Last week I published a 30-minute documentary about SB-1047 I had been working on since September.
Here's what I learned.
Story of the bill
- The bill had to go through many committees before passing the California Senate and Assembly, eventually reaching the Governor's desk.
- Most people started paying attention in May-September 2024, but the story of the bill starts in September 2023, when Senator Scott Wiener published an intent bill to gather support (co-sponsors), before publishing SB-1047 in February 2024. He actually had conversations about AI Safety as early as March 2023.
AI Labs & Covered Models
- AI Labs Opposed or Supported the Bill for Non-Obvious Reasons
- Anthropic was stuck between Amazon & employees
- Safety-conscious employees wanted to support the bill
- Amazon was concerned about the KYC requirements in the bill
- Anthropic's support therefore ended up somewhat in the middle, to please both parties
- OpenAI opposed the bill even though Microsoft didn't oppose it
- Musk (representing xAI) supported the bill through his connection to Dan Hendrycks
- Anthropic was stuck between Amazon & employees
In an early version of the bill, as effective compute becomes cheaper, the bill would be covering more and more models, not just the frontier[1]. This is what led to June's amendment, introducing a $100M training run threshold.

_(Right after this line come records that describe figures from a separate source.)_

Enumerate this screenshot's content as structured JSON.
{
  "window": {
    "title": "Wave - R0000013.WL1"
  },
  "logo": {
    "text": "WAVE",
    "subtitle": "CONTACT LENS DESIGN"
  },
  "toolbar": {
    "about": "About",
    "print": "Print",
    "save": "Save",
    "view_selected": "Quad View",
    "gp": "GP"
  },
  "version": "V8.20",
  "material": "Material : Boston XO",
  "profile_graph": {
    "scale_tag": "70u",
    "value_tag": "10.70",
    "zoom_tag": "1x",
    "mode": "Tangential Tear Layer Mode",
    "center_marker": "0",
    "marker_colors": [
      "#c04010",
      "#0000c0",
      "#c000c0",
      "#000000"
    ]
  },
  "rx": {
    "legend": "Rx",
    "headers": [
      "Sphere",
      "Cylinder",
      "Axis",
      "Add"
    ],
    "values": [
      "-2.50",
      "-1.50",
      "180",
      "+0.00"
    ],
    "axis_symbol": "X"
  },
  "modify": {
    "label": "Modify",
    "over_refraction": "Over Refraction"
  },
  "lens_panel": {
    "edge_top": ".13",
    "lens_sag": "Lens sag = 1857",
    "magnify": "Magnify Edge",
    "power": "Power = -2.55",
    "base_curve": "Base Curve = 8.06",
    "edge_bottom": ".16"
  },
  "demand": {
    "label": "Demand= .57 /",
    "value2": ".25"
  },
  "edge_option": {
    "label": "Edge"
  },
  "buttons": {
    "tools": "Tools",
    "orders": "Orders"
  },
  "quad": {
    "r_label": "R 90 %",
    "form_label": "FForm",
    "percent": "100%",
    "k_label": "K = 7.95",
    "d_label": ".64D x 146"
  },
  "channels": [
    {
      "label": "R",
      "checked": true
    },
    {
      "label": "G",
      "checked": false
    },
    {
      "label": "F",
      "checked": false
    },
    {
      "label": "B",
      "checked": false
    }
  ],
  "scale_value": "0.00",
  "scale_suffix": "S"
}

- One of the main criticisms of the bill was that it would mostly affect Meta's release of the Llama models, thus affecting the open-source community.
- The bill would indeed disincentivize Meta to release open-weight models, since the reasonable care clauses would increase liability.
- However, the criticisms saying that the bill would require kill-switches on open-weight models were false, both when the claims were made, and especially after it was clarified in multiple amendments that shutdown provisions did not apply to Meta's open-weight models. (1, 2, 3)
The Opposition
When following how some of the talking points have been repeated in multiple letters against the bill, it appears that the initial lobbying from Andreessen Horowitz was repeated by Fei-Fei Li, then members of Congress, and eventually culminated in Nancy Pelosi's opposition statement
- There were mutliple conflicts of interest in SB-1047's opposition
- Fei-Fei Li
- One of the lead investors in her startup was Andreessen Horowitz, who came up against the bill.
- Zoe Lofgren
- Her daughter works on Google's legal team. Google came out against SB-1047 in multiple letters.
- Nancy Pelosi
- Had a long NVIDIA position.
- Mainstream outlets reported her daughter Christine Pelosi running for Pelosi's seat against Scott Wiener, which was motivating her.
- Gavin Newsom
- Gavin Newsom's aunt Barbara Newsom was married to Ron Pelosi, the brother-in-law of Nancy Pelosi (source).
- Fei-Fei Li
- It was extremely unusual for DC to comment against the bill
- It was unusual for Members of Congress to comment on California Politics
- Pelosi had not previously opposed members of her own party in that way, let alone members of her own district
- There were a lot of people who had genuine concerns about the bill
- Many startup founders I met at the Veto Party were genuinely concerned about the impact on open-source
- There were valid criticisms from interviews that did not make the final cut (because I chose to focus on the story of the bill itself), such as Leonard Tang arguing for regulation on downstream applications (transcript excerpt), Gabriel Weil arguing that the bill did not go far enough, and that we would have needed strict liability and punitive damages, Jeremy Nixon's hackathons regarding finetuning concerns in SB-1047, and Dean Ball's hypothetical scenario here.
- ^
Mostly because of algorithmic improvements, but also simply because of compute getting cheaper. In the doc the audio simply says "compute getting cheaper" not "effective compute" because we wanted to simplify it for a broad audience.